Melihat dari serangkaian konflik yang terjadi dalam masyarakat yang disebut mengandung unsur SARA, ternyata unsur agama memang selalu menjadi pemicu utama bahkan ikut ambil bagian dalam situasi konflik yang terjadi. Padahal, agama semestinya bisa menjadi peredam dalam situasi konflik yang ada dalam masyarakat karena agama sejatinya datang untuk memperbaiki kondisi sosial ke arah penataan yang lebih baik.
Dalam kajian sosiologi, peran agama dalam masyarakat dapat memperkuat identitas sosial sehingga sebuah masyarakat seharusnya bisa lestari menjaga solidaritas sosialnya yang dibangun berdasarkan semangat keagamaan. Namun kenyataannya saat ini, agama malah paling rentan dijadikan sentimen untuk membangkitkan nuansa konflik dalam masyarakat.
Pembakaran Mushola, Gereja dan Vihara yang terjadi belakangan ini justru dipicu oleh sentimen keagamaan bukan berdasarkan sentimen sosial lainnya, seperti kesukuan, sentimen kelompok atau bentuk primordialisme lainnya.
Struktur dalam kemasyarakatan kita ini nampak rapuh sehingga mudah terkoyak-koyak hanya oleh sentimen keagamaan akibat ulah segelintir orang yang tidak bertanggungjawab. Lagi-lagi ini ekses dari tingkat pengetahuan yang minim yang diterima oleh individu dalam masyarakat. Dalam soal pemahaman keagamaan, masyarakat cenderung berprilaku taqlid (ikut-ikutan tanpa mempertanyakan kebenarannya) sehingga mudah untuk jatuh dalam suasana konflik.
Konflik bahkan tidak hanya terjadi dalam sebuah masyarakat heterogen yang beragam budaya dan agama, tetapi dalam sebuah masyarakat homogen yang satu agama-pun jika prilaku taqlid dikedepankan maka dipastikan seringkali terjadi konflik.
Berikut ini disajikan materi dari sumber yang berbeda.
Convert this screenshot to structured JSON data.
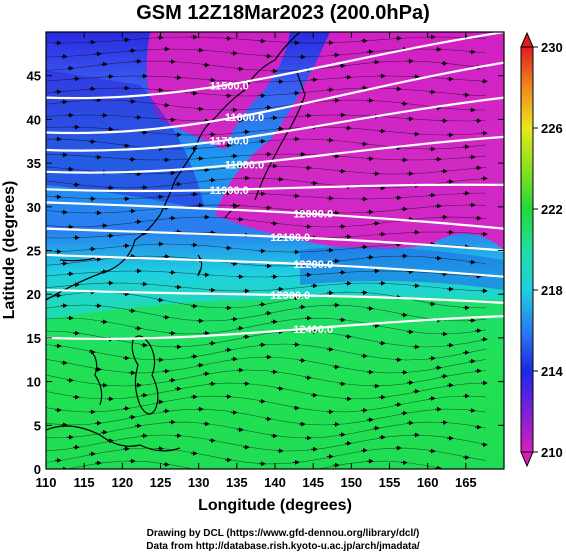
{
  "title": "GSM 12Z18Mar2023 (200.0hPa)",
  "xlabel": "Longitude (degrees)",
  "ylabel": "Latitude (degrees)",
  "x_ticks": [
    110,
    115,
    120,
    125,
    130,
    135,
    140,
    145,
    150,
    155,
    160,
    165
  ],
  "y_ticks": [
    0,
    5,
    10,
    15,
    20,
    25,
    30,
    35,
    40,
    45
  ],
  "xlim": [
    110,
    170
  ],
  "ylim": [
    0,
    50
  ],
  "colorbar": {
    "labels": [
      "210",
      "214",
      "218",
      "222",
      "226",
      "230"
    ],
    "range": [
      210,
      230
    ]
  },
  "contours": [
    {
      "label": "11500.0",
      "lat_west": 42.5,
      "lat_east": 50.0
    },
    {
      "label": "11600.0",
      "lat_west": 38.5,
      "lat_east": 46.5
    },
    {
      "label": "11700.0",
      "lat_west": 36.5,
      "lat_east": 42.5
    },
    {
      "label": "11800.0",
      "lat_west": 34.0,
      "lat_east": 38.0
    },
    {
      "label": "11900.0",
      "lat_west": 32.0,
      "lat_east": 32.5
    },
    {
      "label": "12000.0",
      "lat_west": 30.5,
      "lat_east": 27.5
    },
    {
      "label": "12100.0",
      "lat_west": 27.5,
      "lat_east": 25.0
    },
    {
      "label": "12200.0",
      "lat_west": 24.5,
      "lat_east": 22.0
    },
    {
      "label": "12300.0",
      "lat_west": 20.5,
      "lat_east": 19.0
    },
    {
      "label": "12400.0",
      "lat_west": 15.0,
      "lat_east": 17.5
    }
  ],
  "credits": {
    "line1": "Drawing by DCL (https://www.gfd-dennou.org/library/dcl/)",
    "line2": "Data from http://database.rish.kyoto-u.ac.jp/arch/jmadata/"
  }
}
Dalam banyak hal, masyarakat Indonesia “kelihatannya” sangat ramah dan religius, tetapi sesungguhnya endapan bawah sadar kolektifnya menyimpan akumulasi nafsu hewani yang tertekan akibat penjajahan yang berkepanjangan, baik oleh orang asing maupun pemerintah sendiri.
Jadi bisa dipastikan, bahwa banyak penyaluran-penyaluran aktivitas sosial yang seringkali tertekan atau bahkan tidak terwadahi sehingga mudah saja tersulut suasana konflik.
Melihat kasus beragam konflik yang didasari oleh sentimen agama di Indonesia, terlihat bahwa agama lebih mengedepankan wajah kultur bukan ekspresi kesalehan seseorang. Ketika agama sudah berbaur dengan kultur dalam masyarakat, maka cakupan dimensinya bertambah luas karena menyatu dengan identitas dan kultur lokal.
Terkadang, ekspresi keagamaan seseorang bukan berdasarkan dorongan murni dari dalam, tetapi terkait dengan faktor eksternal yang menjadikan ekspresi keagamaan hanya sebatas ingin diterima dan diakui oleh lingkungan sosialnya. Wajah kultural dalam agama cenderung memperlihatkan simbol-simbol yang dibawa oleh masing-masing agama yang ada, bukan berdasarkan penghayatan atas nilai-nilai keagamaan yang dianutnya.
Kondisi seperti ini malah lebih diperparah oleh pemahaman keagamaan yang minim setiap individunya sehingga mudah sekali ketika sentimen keagamaan dibuat sebagai pemicu konflik. Semangat keagamaan tanpa ditopang oleh pengetahuan yang baik terhadap agama itu sendiri akan membuat masayarakat agamis semakin ekslusif dan tidak toleran terhadap keragaman dan perbedaan.
Oleh karena itu, memberikan edukasi dan pendidikan yang layak dan merata bagi seluruh elemen masyarakat merupakan kunci utama dalam menata sebuah komunitas yang berperadaban, sehingga konflik-konflik yang bernuansa SARA pada akhirnya lebih mudah untuk diantisipasi sebelum terjadi.